The champagne bubbles were just settling after the successful conclusion of the Qantas privatisation when a handful of brushfires began throwing out sparks, potentially damaging projections of profitability.

First, freight handlers walked off the job over a range of issues, including manning levels at Sydney Airport. They were back within two days but had halted freight operations.

Signs then emerged that a nasty bilateral dispute with Hong Kong over Qantas' fifth freedom rights out of the colony may be tough to solve. The two had agreed to abandon threatened bans on their respective airlines and renegotiate the air services agreement, but new talks in August showed neither government was prepared to give ground. This raises the spectre of flight disruption next year.

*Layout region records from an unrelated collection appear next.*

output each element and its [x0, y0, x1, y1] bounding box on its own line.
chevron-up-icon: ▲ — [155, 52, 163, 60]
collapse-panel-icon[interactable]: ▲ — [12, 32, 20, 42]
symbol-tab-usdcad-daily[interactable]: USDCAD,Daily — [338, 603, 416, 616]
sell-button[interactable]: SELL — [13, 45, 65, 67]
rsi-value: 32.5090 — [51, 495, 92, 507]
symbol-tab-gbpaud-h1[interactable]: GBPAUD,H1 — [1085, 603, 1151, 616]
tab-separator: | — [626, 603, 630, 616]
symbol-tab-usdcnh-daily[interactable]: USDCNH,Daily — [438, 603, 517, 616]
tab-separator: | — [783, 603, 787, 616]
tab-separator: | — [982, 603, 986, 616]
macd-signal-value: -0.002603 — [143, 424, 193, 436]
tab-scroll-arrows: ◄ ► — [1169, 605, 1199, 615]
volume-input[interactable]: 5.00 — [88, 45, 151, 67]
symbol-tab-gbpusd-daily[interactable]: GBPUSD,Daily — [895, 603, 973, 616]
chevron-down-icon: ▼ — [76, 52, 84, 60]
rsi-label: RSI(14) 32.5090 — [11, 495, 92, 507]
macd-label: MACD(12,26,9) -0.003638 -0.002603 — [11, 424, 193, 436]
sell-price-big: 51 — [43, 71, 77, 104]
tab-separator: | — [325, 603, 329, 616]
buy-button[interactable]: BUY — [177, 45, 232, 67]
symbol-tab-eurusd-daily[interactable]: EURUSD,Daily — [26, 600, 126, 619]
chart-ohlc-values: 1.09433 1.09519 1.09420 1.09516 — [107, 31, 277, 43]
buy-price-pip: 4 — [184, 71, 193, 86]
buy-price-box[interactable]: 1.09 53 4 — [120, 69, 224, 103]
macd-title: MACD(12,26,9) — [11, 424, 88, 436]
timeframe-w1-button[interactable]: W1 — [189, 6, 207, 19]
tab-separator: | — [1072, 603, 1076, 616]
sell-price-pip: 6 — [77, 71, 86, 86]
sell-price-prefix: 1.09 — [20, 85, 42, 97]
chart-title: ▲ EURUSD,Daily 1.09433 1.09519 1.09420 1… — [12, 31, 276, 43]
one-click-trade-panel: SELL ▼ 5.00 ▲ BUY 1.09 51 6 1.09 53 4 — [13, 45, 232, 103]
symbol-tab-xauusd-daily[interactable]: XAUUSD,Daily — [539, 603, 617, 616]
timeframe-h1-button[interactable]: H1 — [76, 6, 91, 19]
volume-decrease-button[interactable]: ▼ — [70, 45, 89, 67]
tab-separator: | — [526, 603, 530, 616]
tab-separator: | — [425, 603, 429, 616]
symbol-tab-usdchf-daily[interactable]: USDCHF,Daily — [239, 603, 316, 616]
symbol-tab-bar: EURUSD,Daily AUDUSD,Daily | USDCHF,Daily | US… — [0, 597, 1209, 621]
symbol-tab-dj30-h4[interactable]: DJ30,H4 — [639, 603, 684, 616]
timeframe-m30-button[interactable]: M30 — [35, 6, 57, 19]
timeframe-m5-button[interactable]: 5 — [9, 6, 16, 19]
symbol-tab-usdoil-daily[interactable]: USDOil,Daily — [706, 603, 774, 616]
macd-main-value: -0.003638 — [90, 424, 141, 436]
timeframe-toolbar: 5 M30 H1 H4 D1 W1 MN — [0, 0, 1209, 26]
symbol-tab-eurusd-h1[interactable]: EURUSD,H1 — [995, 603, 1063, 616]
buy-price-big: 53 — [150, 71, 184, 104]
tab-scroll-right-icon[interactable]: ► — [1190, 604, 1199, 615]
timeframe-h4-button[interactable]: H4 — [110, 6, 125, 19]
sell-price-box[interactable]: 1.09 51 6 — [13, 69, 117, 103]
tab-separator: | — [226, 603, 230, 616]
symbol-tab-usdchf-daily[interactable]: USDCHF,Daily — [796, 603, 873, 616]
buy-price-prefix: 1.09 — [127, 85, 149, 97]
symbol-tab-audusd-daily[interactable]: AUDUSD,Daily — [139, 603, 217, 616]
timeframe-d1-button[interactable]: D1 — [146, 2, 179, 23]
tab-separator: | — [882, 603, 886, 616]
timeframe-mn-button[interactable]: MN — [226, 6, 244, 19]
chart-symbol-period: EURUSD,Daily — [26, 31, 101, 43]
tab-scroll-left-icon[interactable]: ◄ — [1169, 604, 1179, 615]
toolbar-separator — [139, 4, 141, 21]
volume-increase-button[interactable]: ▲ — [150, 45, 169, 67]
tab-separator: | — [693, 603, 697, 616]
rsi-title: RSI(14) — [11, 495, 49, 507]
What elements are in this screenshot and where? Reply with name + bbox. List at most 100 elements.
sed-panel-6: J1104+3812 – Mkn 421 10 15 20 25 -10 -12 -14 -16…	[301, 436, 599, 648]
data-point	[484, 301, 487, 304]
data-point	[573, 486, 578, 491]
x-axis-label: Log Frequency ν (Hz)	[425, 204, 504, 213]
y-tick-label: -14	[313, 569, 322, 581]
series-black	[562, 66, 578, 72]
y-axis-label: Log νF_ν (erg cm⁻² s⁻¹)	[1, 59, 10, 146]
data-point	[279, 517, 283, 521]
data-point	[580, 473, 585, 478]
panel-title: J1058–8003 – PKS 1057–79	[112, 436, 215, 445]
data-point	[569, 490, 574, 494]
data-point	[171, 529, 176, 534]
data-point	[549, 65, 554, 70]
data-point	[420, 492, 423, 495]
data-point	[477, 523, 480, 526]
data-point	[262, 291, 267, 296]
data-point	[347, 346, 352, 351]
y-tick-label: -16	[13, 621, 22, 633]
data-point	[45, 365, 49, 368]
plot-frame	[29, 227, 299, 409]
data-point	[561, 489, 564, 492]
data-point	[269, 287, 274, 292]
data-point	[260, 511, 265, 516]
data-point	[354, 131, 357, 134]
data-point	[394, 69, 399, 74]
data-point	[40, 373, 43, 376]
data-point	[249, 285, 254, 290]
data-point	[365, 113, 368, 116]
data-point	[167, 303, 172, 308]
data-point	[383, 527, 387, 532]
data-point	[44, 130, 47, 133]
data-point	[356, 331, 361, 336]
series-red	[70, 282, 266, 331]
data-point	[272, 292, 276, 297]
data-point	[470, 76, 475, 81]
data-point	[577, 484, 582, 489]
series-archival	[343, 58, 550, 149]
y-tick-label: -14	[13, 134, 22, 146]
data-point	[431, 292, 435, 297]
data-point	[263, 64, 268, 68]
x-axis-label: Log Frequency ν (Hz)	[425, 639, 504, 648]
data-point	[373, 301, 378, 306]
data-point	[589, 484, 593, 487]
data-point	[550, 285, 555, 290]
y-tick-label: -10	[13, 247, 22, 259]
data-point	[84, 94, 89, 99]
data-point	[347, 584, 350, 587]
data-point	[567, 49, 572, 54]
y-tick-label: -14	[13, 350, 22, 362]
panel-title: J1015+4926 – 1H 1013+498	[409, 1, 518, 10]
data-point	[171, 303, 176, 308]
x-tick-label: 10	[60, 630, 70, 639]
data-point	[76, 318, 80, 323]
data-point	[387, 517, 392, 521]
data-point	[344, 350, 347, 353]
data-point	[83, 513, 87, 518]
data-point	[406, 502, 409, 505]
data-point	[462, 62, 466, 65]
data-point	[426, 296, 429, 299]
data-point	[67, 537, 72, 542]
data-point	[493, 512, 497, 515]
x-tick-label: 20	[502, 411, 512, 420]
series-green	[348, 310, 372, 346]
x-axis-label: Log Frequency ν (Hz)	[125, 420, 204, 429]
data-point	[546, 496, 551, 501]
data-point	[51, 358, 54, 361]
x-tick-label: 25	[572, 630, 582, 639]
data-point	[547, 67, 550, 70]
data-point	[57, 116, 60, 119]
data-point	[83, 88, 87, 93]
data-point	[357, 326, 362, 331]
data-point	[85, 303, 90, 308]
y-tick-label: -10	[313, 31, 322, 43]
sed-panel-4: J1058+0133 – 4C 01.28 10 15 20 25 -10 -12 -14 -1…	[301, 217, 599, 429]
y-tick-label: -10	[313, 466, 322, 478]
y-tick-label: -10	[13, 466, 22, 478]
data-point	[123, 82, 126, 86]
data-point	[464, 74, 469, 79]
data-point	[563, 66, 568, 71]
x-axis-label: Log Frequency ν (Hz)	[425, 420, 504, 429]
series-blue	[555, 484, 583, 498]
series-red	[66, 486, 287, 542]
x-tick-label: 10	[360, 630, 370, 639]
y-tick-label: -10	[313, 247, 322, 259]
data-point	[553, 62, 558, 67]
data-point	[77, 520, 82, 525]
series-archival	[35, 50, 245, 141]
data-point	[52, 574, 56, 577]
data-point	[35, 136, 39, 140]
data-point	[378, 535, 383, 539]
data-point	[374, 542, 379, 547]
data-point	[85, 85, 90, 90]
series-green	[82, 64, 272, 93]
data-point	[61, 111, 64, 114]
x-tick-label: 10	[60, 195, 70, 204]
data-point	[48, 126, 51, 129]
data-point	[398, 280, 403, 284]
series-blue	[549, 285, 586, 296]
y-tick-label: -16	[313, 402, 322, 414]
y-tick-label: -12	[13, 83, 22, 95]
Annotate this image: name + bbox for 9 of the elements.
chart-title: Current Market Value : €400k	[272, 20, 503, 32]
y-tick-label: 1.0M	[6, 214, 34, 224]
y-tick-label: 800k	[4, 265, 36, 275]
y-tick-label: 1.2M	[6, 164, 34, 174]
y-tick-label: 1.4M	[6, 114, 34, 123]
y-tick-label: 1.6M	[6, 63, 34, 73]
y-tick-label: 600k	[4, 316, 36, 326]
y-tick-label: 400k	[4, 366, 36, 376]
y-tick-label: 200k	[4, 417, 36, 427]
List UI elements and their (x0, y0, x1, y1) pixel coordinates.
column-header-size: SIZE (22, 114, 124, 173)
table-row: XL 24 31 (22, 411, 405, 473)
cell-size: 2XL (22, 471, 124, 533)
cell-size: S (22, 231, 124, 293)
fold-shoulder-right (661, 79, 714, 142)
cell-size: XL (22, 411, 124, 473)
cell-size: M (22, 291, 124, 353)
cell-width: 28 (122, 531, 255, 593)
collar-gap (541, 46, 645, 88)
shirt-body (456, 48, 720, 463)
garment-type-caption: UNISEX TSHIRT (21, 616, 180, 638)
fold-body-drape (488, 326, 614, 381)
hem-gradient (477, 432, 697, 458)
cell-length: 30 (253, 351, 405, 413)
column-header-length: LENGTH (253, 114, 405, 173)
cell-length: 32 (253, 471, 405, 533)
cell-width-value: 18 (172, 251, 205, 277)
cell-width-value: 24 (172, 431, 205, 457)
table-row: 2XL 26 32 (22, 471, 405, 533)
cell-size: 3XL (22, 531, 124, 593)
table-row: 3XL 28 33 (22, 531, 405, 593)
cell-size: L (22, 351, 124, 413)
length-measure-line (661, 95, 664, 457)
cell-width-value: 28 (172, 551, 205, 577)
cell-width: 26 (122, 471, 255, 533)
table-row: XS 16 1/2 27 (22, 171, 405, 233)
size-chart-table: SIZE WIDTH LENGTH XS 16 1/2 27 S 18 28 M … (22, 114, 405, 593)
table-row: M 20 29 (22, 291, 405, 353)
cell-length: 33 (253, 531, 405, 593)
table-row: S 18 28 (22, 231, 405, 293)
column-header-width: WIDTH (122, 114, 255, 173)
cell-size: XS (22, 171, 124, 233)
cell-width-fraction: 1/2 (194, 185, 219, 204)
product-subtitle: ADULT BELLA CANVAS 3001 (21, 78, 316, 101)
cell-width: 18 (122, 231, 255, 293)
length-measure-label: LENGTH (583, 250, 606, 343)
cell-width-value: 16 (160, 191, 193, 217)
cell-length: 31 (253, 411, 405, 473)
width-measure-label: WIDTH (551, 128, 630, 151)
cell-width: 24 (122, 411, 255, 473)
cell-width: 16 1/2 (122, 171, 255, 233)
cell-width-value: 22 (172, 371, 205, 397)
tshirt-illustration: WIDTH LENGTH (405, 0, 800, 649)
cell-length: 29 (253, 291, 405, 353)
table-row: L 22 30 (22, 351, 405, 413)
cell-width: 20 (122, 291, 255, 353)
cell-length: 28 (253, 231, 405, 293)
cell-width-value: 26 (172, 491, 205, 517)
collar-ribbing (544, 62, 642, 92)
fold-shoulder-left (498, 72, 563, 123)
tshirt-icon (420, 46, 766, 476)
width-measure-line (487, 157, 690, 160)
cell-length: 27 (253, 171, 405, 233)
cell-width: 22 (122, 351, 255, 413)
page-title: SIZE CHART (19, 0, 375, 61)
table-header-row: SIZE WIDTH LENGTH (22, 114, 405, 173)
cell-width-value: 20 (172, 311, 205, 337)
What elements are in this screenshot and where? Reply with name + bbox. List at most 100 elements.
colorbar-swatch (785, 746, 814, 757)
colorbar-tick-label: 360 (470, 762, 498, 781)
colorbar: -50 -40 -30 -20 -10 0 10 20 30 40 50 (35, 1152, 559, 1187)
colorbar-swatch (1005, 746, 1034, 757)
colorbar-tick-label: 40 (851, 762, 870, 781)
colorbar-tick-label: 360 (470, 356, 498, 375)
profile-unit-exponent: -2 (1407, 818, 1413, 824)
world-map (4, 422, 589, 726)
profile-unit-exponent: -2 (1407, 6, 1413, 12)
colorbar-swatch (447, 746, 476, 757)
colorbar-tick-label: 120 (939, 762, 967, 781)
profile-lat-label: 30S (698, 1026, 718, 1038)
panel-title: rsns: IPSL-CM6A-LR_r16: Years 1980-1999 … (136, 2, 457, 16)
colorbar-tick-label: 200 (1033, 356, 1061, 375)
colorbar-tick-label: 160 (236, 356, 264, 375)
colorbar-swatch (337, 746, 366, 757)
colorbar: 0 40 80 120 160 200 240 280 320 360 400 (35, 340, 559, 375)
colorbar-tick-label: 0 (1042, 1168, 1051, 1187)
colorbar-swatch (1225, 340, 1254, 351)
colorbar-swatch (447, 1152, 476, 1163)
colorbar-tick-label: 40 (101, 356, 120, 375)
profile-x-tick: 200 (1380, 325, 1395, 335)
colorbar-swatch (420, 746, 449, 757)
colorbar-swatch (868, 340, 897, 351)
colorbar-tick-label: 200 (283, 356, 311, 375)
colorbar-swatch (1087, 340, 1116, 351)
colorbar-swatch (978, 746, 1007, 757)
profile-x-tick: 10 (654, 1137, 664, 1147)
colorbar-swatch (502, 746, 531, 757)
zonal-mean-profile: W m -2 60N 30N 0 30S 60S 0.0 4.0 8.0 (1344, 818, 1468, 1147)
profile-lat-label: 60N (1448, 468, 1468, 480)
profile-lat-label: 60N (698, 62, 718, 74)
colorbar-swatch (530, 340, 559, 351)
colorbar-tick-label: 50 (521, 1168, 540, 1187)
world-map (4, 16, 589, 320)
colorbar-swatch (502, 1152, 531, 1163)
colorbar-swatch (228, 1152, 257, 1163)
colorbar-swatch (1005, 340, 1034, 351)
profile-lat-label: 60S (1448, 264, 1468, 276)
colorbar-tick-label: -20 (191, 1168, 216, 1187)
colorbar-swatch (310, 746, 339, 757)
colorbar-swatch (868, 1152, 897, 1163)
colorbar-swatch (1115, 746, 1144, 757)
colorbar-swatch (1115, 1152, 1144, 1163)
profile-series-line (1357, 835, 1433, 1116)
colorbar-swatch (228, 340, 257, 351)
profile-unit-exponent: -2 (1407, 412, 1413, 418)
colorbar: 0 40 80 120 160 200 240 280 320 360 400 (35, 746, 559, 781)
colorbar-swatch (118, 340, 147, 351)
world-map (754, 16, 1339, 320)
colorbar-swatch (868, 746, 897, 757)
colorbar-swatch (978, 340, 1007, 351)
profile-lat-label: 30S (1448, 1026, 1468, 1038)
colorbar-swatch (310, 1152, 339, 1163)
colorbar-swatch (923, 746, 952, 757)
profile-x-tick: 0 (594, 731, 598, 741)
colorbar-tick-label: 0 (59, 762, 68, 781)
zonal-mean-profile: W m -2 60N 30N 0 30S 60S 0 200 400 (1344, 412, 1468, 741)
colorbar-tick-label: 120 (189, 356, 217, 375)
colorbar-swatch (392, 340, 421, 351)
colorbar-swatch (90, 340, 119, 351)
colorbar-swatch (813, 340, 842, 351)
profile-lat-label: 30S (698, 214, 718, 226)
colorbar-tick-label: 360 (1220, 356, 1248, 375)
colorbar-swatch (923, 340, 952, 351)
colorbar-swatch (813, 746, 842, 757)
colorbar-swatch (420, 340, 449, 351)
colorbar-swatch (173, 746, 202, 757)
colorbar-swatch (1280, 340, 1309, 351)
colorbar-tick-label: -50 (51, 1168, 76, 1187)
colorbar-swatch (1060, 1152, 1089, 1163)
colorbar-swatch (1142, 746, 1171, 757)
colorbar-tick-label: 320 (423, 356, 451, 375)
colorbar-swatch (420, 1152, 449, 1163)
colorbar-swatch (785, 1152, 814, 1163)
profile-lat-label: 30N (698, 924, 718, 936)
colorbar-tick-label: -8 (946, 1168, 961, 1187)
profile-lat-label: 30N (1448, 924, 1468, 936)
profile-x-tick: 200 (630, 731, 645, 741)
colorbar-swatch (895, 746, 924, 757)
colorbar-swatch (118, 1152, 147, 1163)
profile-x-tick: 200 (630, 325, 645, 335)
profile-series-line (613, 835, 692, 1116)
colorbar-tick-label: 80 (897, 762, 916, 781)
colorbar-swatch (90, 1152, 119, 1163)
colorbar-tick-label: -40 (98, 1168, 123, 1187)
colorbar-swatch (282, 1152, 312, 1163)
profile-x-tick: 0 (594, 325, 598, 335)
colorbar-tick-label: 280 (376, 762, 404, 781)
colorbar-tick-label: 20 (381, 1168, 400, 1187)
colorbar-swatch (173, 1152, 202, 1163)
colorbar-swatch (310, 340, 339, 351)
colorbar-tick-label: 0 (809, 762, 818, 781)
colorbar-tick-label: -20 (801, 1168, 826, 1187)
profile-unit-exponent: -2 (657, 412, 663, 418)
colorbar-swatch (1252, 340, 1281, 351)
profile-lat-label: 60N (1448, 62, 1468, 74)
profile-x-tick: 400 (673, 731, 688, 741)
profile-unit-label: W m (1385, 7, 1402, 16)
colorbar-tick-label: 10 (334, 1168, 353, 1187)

Qantas also faces a price war on the lucrative Japan route, where Japan Airlines plans to cuts some fares by 4.5 per cent from October.

All this came amid confusion over the sale of too many shares to foreign buyers in the final days of the A$1.45 billion ($1.1 billion) float. Off- shore interests purchased enough shares to push foreign ownership to 53 per cent - the limit is 49 per cent. Chairman Gary Pemberton pointed out Qantas had the power to make the owners sell, and that Australian ownership was never in doubt.

Meanwhile, Air New Zealand refuses to give up its bid to buy a half share in Australian domestic Ansett from Rupert Murdoch's News Corp.

Talks are off for the moment but the Auckland-based flag is ignoring statements from News that it is now a 'long-term' investor in Ansett and won't sell. Air NZ insiders say the carrier still wants to buy.